2. Text Processing: Content is split into smaller chunks for embedding using OpenAI's text-embedding-ada-002.
3. Pinecone Vector Database: The embeddings are stored in Pinecone for quick and relevant retrieval.
4. LangChain Integration: LangChain's RetrievalQA is used to query the vector database and generate responses via GPT-3.5-turbo.
5. Interactive Chat: A simple command-line interface allows users to ask questions, retrieve data, and get relevant answers. 

## About the Project
The Changi Airport Chatbot is a proof-of-concept AI system that enhances user experience by providing detailed information about one of the world's busiest airports, Changi Airport, and its attractions like Jewel Changi Airport.
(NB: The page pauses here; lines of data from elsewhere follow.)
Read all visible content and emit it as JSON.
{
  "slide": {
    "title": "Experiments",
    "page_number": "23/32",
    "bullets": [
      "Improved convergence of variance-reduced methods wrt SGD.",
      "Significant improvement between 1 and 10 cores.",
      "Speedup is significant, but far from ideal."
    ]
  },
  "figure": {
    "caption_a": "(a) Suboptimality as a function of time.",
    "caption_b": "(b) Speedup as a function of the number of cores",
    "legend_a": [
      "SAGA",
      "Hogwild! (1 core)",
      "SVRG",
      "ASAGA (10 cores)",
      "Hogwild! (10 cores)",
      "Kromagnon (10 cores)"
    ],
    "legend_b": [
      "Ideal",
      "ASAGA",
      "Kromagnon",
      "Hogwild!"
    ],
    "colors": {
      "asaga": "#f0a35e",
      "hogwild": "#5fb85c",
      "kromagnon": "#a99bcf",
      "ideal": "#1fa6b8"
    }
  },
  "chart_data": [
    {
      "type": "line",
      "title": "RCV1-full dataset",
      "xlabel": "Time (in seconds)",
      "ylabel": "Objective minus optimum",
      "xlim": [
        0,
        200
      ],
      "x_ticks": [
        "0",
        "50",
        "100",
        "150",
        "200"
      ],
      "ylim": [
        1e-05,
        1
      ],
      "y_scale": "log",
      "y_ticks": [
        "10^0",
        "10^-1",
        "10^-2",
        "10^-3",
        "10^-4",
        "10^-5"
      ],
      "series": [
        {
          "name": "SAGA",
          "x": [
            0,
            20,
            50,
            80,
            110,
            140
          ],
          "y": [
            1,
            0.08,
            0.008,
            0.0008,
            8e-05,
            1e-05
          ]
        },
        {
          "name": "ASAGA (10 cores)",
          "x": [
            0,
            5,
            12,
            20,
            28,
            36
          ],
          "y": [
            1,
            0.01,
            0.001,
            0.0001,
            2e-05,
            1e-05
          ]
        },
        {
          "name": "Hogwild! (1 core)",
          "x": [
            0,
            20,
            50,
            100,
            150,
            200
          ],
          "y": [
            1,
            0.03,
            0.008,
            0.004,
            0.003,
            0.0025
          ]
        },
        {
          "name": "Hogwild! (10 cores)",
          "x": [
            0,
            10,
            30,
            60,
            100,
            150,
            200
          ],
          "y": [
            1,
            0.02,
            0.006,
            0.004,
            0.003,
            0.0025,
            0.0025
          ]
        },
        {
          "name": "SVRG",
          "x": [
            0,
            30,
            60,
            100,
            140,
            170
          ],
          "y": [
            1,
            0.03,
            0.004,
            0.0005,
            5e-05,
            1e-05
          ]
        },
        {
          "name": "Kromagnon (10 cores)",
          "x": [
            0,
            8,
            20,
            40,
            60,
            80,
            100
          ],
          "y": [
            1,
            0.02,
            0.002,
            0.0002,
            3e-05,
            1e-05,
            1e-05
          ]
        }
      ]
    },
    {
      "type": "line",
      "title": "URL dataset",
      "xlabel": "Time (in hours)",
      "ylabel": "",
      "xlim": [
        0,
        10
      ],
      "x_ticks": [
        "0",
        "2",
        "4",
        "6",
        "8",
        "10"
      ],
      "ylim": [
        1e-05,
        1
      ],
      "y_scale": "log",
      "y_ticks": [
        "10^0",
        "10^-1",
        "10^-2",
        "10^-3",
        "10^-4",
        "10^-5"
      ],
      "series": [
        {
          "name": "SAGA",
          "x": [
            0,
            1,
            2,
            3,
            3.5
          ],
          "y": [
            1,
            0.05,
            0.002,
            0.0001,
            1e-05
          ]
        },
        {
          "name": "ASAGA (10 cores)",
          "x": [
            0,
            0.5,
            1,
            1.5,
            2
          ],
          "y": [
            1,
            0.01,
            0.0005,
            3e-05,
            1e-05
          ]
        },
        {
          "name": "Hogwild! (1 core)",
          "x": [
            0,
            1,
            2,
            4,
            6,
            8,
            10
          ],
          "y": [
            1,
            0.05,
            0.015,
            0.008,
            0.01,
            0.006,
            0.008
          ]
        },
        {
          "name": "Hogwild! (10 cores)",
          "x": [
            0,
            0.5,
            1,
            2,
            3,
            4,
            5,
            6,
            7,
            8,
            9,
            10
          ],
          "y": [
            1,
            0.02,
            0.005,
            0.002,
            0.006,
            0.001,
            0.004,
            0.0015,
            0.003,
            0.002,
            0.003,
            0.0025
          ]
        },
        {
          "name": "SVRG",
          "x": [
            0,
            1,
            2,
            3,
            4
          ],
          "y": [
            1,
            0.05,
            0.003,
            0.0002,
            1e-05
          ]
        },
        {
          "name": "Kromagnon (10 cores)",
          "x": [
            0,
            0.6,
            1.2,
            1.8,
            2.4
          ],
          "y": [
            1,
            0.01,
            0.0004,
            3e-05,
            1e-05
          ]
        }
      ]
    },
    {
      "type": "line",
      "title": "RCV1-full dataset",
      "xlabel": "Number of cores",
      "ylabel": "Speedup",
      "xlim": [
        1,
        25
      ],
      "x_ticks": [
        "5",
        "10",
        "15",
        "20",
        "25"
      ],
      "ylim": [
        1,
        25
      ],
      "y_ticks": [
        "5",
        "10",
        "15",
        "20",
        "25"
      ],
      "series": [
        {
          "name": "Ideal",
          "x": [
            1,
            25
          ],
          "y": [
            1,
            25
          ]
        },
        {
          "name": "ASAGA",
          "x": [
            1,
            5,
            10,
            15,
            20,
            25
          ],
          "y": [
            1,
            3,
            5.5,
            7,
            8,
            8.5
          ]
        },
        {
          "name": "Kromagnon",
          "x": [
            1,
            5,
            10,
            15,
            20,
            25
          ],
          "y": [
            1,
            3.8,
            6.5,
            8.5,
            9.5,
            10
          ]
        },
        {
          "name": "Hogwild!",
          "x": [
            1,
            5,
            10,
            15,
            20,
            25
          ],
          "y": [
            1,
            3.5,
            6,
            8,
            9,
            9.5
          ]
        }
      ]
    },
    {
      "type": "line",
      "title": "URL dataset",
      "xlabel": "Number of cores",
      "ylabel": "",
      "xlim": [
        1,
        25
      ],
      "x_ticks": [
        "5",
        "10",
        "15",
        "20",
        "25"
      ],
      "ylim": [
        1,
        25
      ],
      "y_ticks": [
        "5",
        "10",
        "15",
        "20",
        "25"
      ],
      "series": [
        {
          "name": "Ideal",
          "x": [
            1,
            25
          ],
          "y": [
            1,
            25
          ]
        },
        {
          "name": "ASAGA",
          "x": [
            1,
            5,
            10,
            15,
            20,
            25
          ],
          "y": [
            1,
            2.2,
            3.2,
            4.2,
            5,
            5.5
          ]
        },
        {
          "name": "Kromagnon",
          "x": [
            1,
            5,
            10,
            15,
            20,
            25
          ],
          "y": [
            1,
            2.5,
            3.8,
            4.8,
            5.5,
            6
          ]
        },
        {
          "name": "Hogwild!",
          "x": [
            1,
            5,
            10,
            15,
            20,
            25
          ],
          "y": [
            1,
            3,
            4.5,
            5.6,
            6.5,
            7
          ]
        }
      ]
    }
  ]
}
The project uses modern AI tools such as LangChain, OpenAI GPT, and Pinecone to deliver quick, reliable, and accurate information.

This chatbot showcases:

* Integration of web scraping for content gathering.
* Use of embeddings and a vector database for efficient search and retrieval.
* AI-powered responses using GPT for natural language understanding and generation.